By OSCAR A.H. SCHMITZ (Wakefield Press; 1902/2018)
Germany’s premiere example of “drug writing,” 1902’s HASHISH by Oscar A.H. Schmitz appears here in its first ever English translation. An elegant stew of Satanism, lust, madness, murder, blasphemy and (of course) drug use, it’s about as decadent as decadent gets, although such fare was rarely presented with the poetic erudition provided by Mr. Schmitz, whose characters are given to elegant soliloquies about their vices in conjunction with the highly florid descriptions.
A nonfiction afterward by James J. Conway provides some much-needed biographical info. We learn that Mr. Schmitz spent a great deal of time in 1890s Paris, when decadence and perversity were all the rage. A few years later he befriended a young Gustav Meyrink and helped get his early writings published. HASHISH, published in 1902, was Schmitz’s first work of prose fiction, and showcased the fruits of his time in Paris.
HASHISH consists of seven interrelated tales, beginning with “The Hashish Club.” Imbibing the titular substance in this club (inspired by an actual Parisian locale), the narrator finds himself assuming various guises in the following tales, starting with “The Devil’s Lover.” Here a perverse love affair is carried out entirely in darkness, while in “A Night in the Eighteenth Century” a posh dinner party degenerates into an orgy of erotic bloodlust after the guests are given drugged wine. Necrophilia is the subject of “Carnival,” while in “The Sin Against the Holy Ghost” a gang of punks decide to defile a chaste young woman, and in “The Message” a man is seduced by an incubus. The book concludes with “Smugglers’ Pass,” a “Pre-Revolutionary Episode from the Private Notes of A Journalist.” An odd and rather puzzling appendage, it’s light and romantic in temperament, and so quite divergent from the rest of the book.

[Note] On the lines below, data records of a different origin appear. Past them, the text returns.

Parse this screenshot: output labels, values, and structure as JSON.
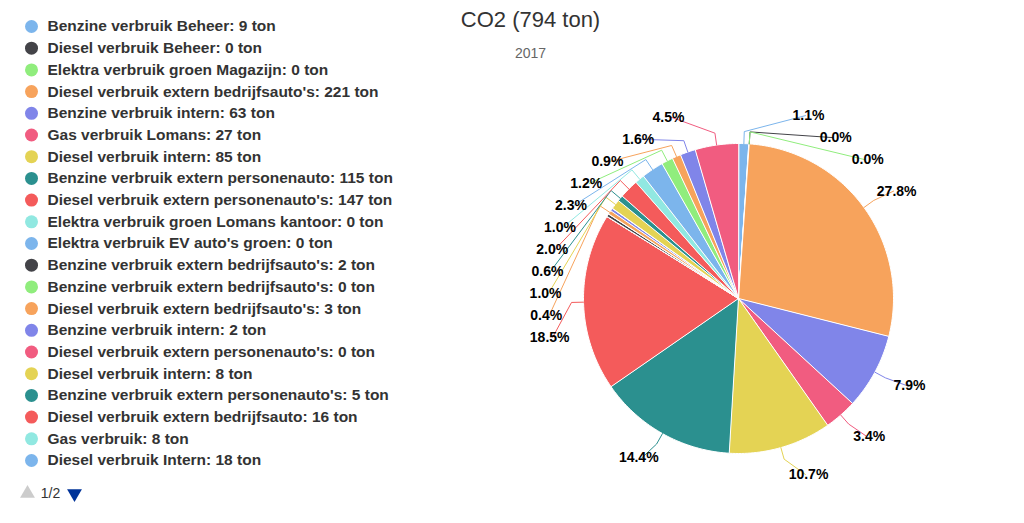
{
  "chart_data": {
    "type": "pie",
    "title": "CO2 (794 ton)",
    "subtitle": "2017",
    "categories": [
      "Benzine verbruik Beheer: 9 ton",
      "Diesel verbruik Beheer: 0 ton",
      "Elektra verbruik groen Magazijn: 0 ton",
      "Diesel verbruik extern bedrijfsauto's: 221 ton",
      "Benzine verbruik intern: 63 ton",
      "Gas verbruik Lomans: 27 ton",
      "Diesel verbruik intern: 85 ton",
      "Benzine verbruik extern personenauto: 115 ton",
      "Diesel verbruik extern personenauto's: 147 ton",
      "Elektra verbruik groen Lomans kantoor: 0 ton",
      "Elektra verbruik EV auto's groen: 0 ton",
      "Benzine verbruik extern bedrijfsauto's: 2 ton",
      "Benzine verbruik extern bedrijfsauto's: 0 ton",
      "Diesel verbruik extern bedrijfsauto's: 3 ton",
      "Benzine verbruik intern: 2 ton",
      "Diesel verbruik extern personenauto's: 0 ton",
      "Diesel verbruik intern: 8 ton",
      "Benzine verbruik extern personenauto's: 5 ton",
      "Diesel verbruik extern bedrijfsauto: 16 ton",
      "Gas verbruik: 8 ton",
      "Diesel verbruik Intern: 18 ton",
      null,
      null,
      null,
      null
    ],
    "values": [
      1.1,
      0.0,
      0.0,
      27.8,
      7.9,
      3.4,
      10.7,
      14.4,
      18.5,
      0,
      0,
      0.3,
      0,
      0.4,
      0.3,
      0,
      1.0,
      0.6,
      2.0,
      1.0,
      2.3,
      1.2,
      0.9,
      1.6,
      4.5
    ],
    "value_labels": [
      "1.1%",
      "0.0%",
      "0.0%",
      "27.8%",
      "7.9%",
      "3.4%",
      "10.7%",
      "14.4%",
      "18.5%",
      null,
      null,
      null,
      null,
      "0.4%",
      null,
      null,
      "1.0%",
      "0.6%",
      "2.0%",
      "1.0%",
      "2.3%",
      "1.2%",
      "0.9%",
      "1.6%",
      "4.5%"
    ],
    "colors": [
      "#7cb5ec",
      "#434348",
      "#90ed7d",
      "#f7a35c",
      "#8085e9",
      "#f15c80",
      "#e4d354",
      "#2b908f",
      "#f45b5b",
      "#91e8e1",
      "#7cb5ec",
      "#434348",
      "#90ed7d",
      "#f7a35c",
      "#8085e9",
      "#f15c80",
      "#e4d354",
      "#2b908f",
      "#f45b5b",
      "#91e8e1",
      "#7cb5ec",
      "#90ed7d",
      "#f7a35c",
      "#8085e9",
      "#f15c80"
    ],
    "data_labels": true,
    "legend": "left",
    "legend_pager": "1/2"
  }
}
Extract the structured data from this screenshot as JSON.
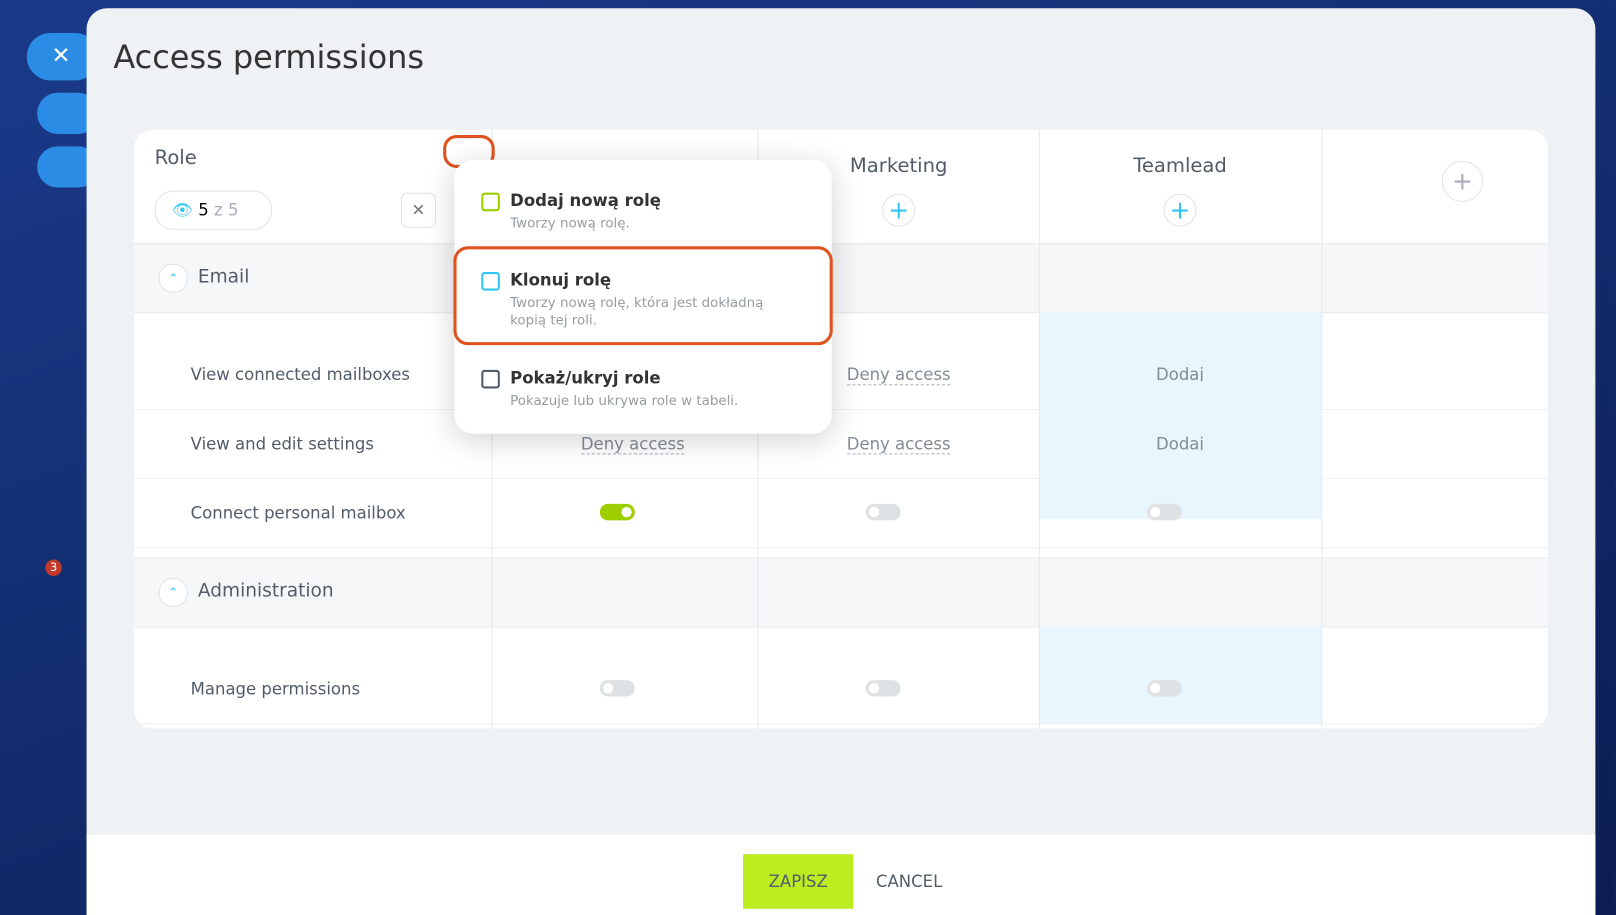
{
  "header": {
    "title": "Access permissions"
  },
  "sidebar": {
    "badge": "3"
  },
  "table": {
    "role_label": "Role",
    "filter": {
      "shown": "5",
      "total": "z 5"
    },
    "columns": [
      "Marketing",
      "Teamlead"
    ],
    "sections": [
      {
        "title": "Email",
        "rows": [
          {
            "label": "View connected mailboxes",
            "cells": [
              null,
              "Deny access",
              "Dodaj"
            ]
          },
          {
            "label": "View and edit settings",
            "cells": [
              "Deny access",
              "Deny access",
              "Dodaj"
            ]
          },
          {
            "label": "Connect personal mailbox",
            "toggles": [
              true,
              false,
              false
            ]
          }
        ]
      },
      {
        "title": "Administration",
        "rows": [
          {
            "label": "Manage permissions",
            "toggles": [
              false,
              false,
              false
            ]
          }
        ]
      }
    ]
  },
  "menu": {
    "items": [
      {
        "title": "Dodaj nową rolę",
        "description": "Tworzy nową rolę."
      },
      {
        "title": "Klonuj rolę",
        "description": "Tworzy nową rolę, która jest dokładną kopią tej roli."
      },
      {
        "title": "Pokaż/ukryj role",
        "description": "Pokazuje lub ukrywa role w tabeli."
      }
    ]
  },
  "footer": {
    "save": "ZAPISZ",
    "cancel": "CANCEL"
  }
}
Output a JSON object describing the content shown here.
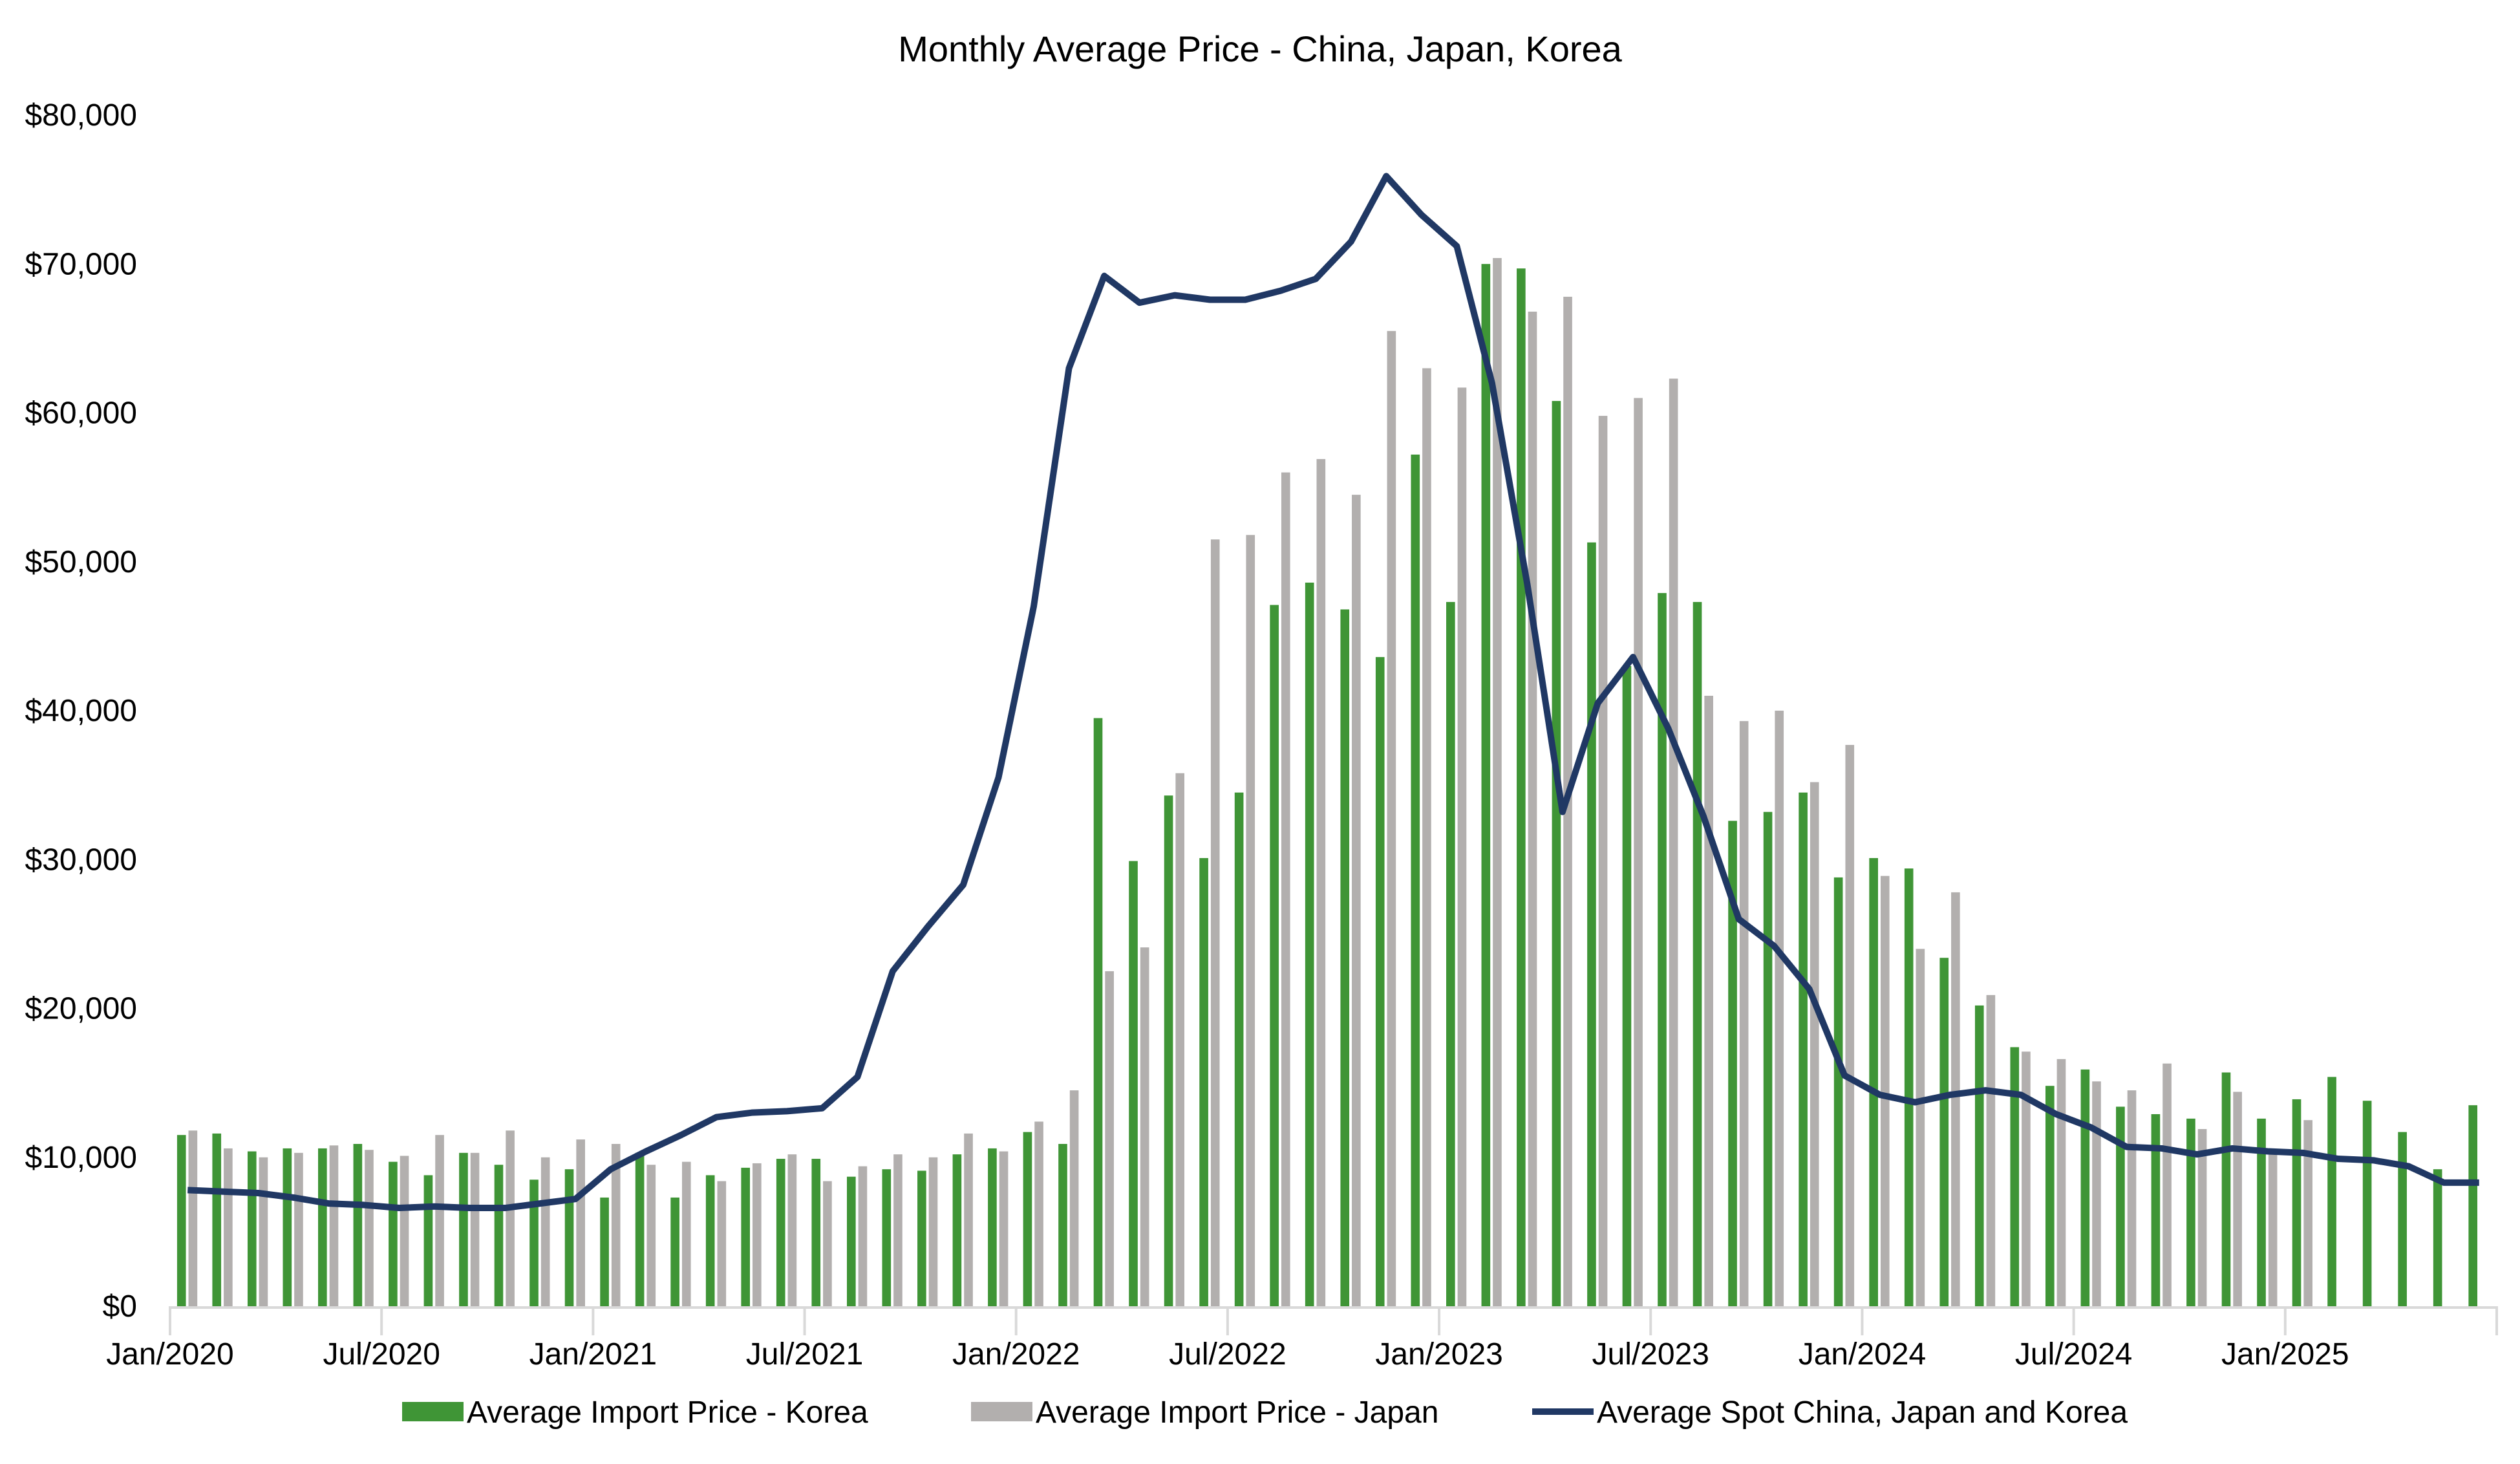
{
  "chart_data": {
    "type": "bar",
    "title": "Monthly Average Price - China, Japan, Korea",
    "xlabel": "",
    "ylabel": "",
    "ylim": [
      0,
      80000
    ],
    "yticks": [
      0,
      10000,
      20000,
      30000,
      40000,
      50000,
      60000,
      70000,
      80000
    ],
    "ytick_labels": [
      "$0",
      "$10,000",
      "$20,000",
      "$30,000",
      "$40,000",
      "$50,000",
      "$60,000",
      "$70,000",
      "$80,000"
    ],
    "xtick_labels": [
      {
        "index": 0,
        "label": "Jan/2020"
      },
      {
        "index": 6,
        "label": "Jul/2020"
      },
      {
        "index": 12,
        "label": "Jan/2021"
      },
      {
        "index": 18,
        "label": "Jul/2021"
      },
      {
        "index": 24,
        "label": "Jan/2022"
      },
      {
        "index": 30,
        "label": "Jul/2022"
      },
      {
        "index": 36,
        "label": "Jan/2023"
      },
      {
        "index": 42,
        "label": "Jul/2023"
      },
      {
        "index": 48,
        "label": "Jan/2024"
      },
      {
        "index": 54,
        "label": "Jul/2024"
      },
      {
        "index": 60,
        "label": "Jan/2025"
      }
    ],
    "categories": [
      "Jan/2020",
      "Feb/2020",
      "Mar/2020",
      "Apr/2020",
      "May/2020",
      "Jun/2020",
      "Jul/2020",
      "Aug/2020",
      "Sep/2020",
      "Oct/2020",
      "Nov/2020",
      "Dec/2020",
      "Jan/2021",
      "Feb/2021",
      "Mar/2021",
      "Apr/2021",
      "May/2021",
      "Jun/2021",
      "Jul/2021",
      "Aug/2021",
      "Sep/2021",
      "Oct/2021",
      "Nov/2021",
      "Dec/2021",
      "Jan/2022",
      "Feb/2022",
      "Mar/2022",
      "Apr/2022",
      "May/2022",
      "Jun/2022",
      "Jul/2022",
      "Aug/2022",
      "Sep/2022",
      "Oct/2022",
      "Nov/2022",
      "Dec/2022",
      "Jan/2023",
      "Feb/2023",
      "Mar/2023",
      "Apr/2023",
      "May/2023",
      "Jun/2023",
      "Jul/2023",
      "Aug/2023",
      "Sep/2023",
      "Oct/2023",
      "Nov/2023",
      "Dec/2023",
      "Jan/2024",
      "Feb/2024",
      "Mar/2024",
      "Apr/2024",
      "May/2024",
      "Jun/2024",
      "Jul/2024",
      "Aug/2024",
      "Sep/2024",
      "Oct/2024",
      "Nov/2024",
      "Dec/2024",
      "Jan/2025",
      "Feb/2025",
      "Mar/2025",
      "Apr/2025",
      "May/2025",
      "Jun/2025"
    ],
    "series": [
      {
        "name": "Average Import Price - Korea",
        "type": "bar",
        "color": "#3f9536",
        "values": [
          11500,
          11600,
          10400,
          10600,
          10600,
          10900,
          9700,
          8800,
          10300,
          9500,
          8500,
          9200,
          7300,
          10300,
          7300,
          8800,
          9300,
          9900,
          9900,
          8700,
          9200,
          9100,
          10200,
          10600,
          11700,
          10900,
          39500,
          29900,
          34300,
          30100,
          34500,
          47100,
          48600,
          46800,
          43600,
          57200,
          47300,
          70000,
          69700,
          60800,
          51300,
          43000,
          47900,
          47300,
          32600,
          33200,
          34500,
          28800,
          30100,
          29400,
          23400,
          20200,
          17400,
          14800,
          15900,
          13400,
          12900,
          12600,
          15700,
          12600,
          13900,
          15400,
          13800,
          11700,
          9200,
          13500
        ]
      },
      {
        "name": "Average Import Price - Japan",
        "type": "bar",
        "color": "#b2afae",
        "values": [
          11800,
          10600,
          10000,
          10300,
          10800,
          10500,
          10100,
          11500,
          10300,
          11800,
          10000,
          11200,
          10900,
          9500,
          9700,
          8400,
          9600,
          10200,
          8400,
          9400,
          10200,
          10000,
          11600,
          10400,
          12400,
          14500,
          22500,
          24100,
          35800,
          51500,
          51800,
          56000,
          56900,
          54500,
          65500,
          63000,
          61700,
          70400,
          66800,
          67800,
          59800,
          61000,
          62300,
          41000,
          39300,
          40000,
          35200,
          37700,
          28900,
          24000,
          27800,
          20900,
          17100,
          16600,
          15100,
          14500,
          16300,
          11900,
          14400,
          10400,
          12500,
          null,
          null,
          null,
          null,
          null
        ]
      },
      {
        "name": "Average Spot China, Japan and Korea",
        "type": "line",
        "color": "#203864",
        "values": [
          7800,
          7700,
          7600,
          7300,
          6900,
          6800,
          6600,
          6700,
          6600,
          6600,
          6900,
          7200,
          9200,
          10400,
          11500,
          12700,
          13000,
          13100,
          13300,
          15400,
          22500,
          25500,
          28300,
          35500,
          47000,
          63000,
          69200,
          67400,
          67900,
          67600,
          67600,
          68200,
          69000,
          71500,
          75900,
          73300,
          71200,
          62000,
          48500,
          33200,
          40500,
          43600,
          38800,
          32900,
          26000,
          24200,
          21300,
          15500,
          14200,
          13700,
          14200,
          14500,
          14200,
          12900,
          12000,
          10700,
          10600,
          10200,
          10600,
          10400,
          10300,
          9900,
          9800,
          9400,
          8300,
          8300
        ]
      }
    ],
    "grid": false,
    "legend": "bottom"
  }
}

It all adds up to pleasing bit of early Twentieth Century outrage. The author may be a bit too eager to shock, an attribute he shares with the Parisian provocateurs J.K. Huysmans and Jean Lorrain—both of whom are reflected, if not shamelessly imitated, in these pages.
Obviously HASHISH is no longer as outrageous as it once seemed, but Schmitz’s irrepressible envelope-pushing spirit remains quite potent. Adding to the decadence are illustrations by the skilled horror/fantasy draftsman Alfred Kubin (the author’s brother in law), whose sketchy artwork essentially defines the early Twentieth Century gothic imagination.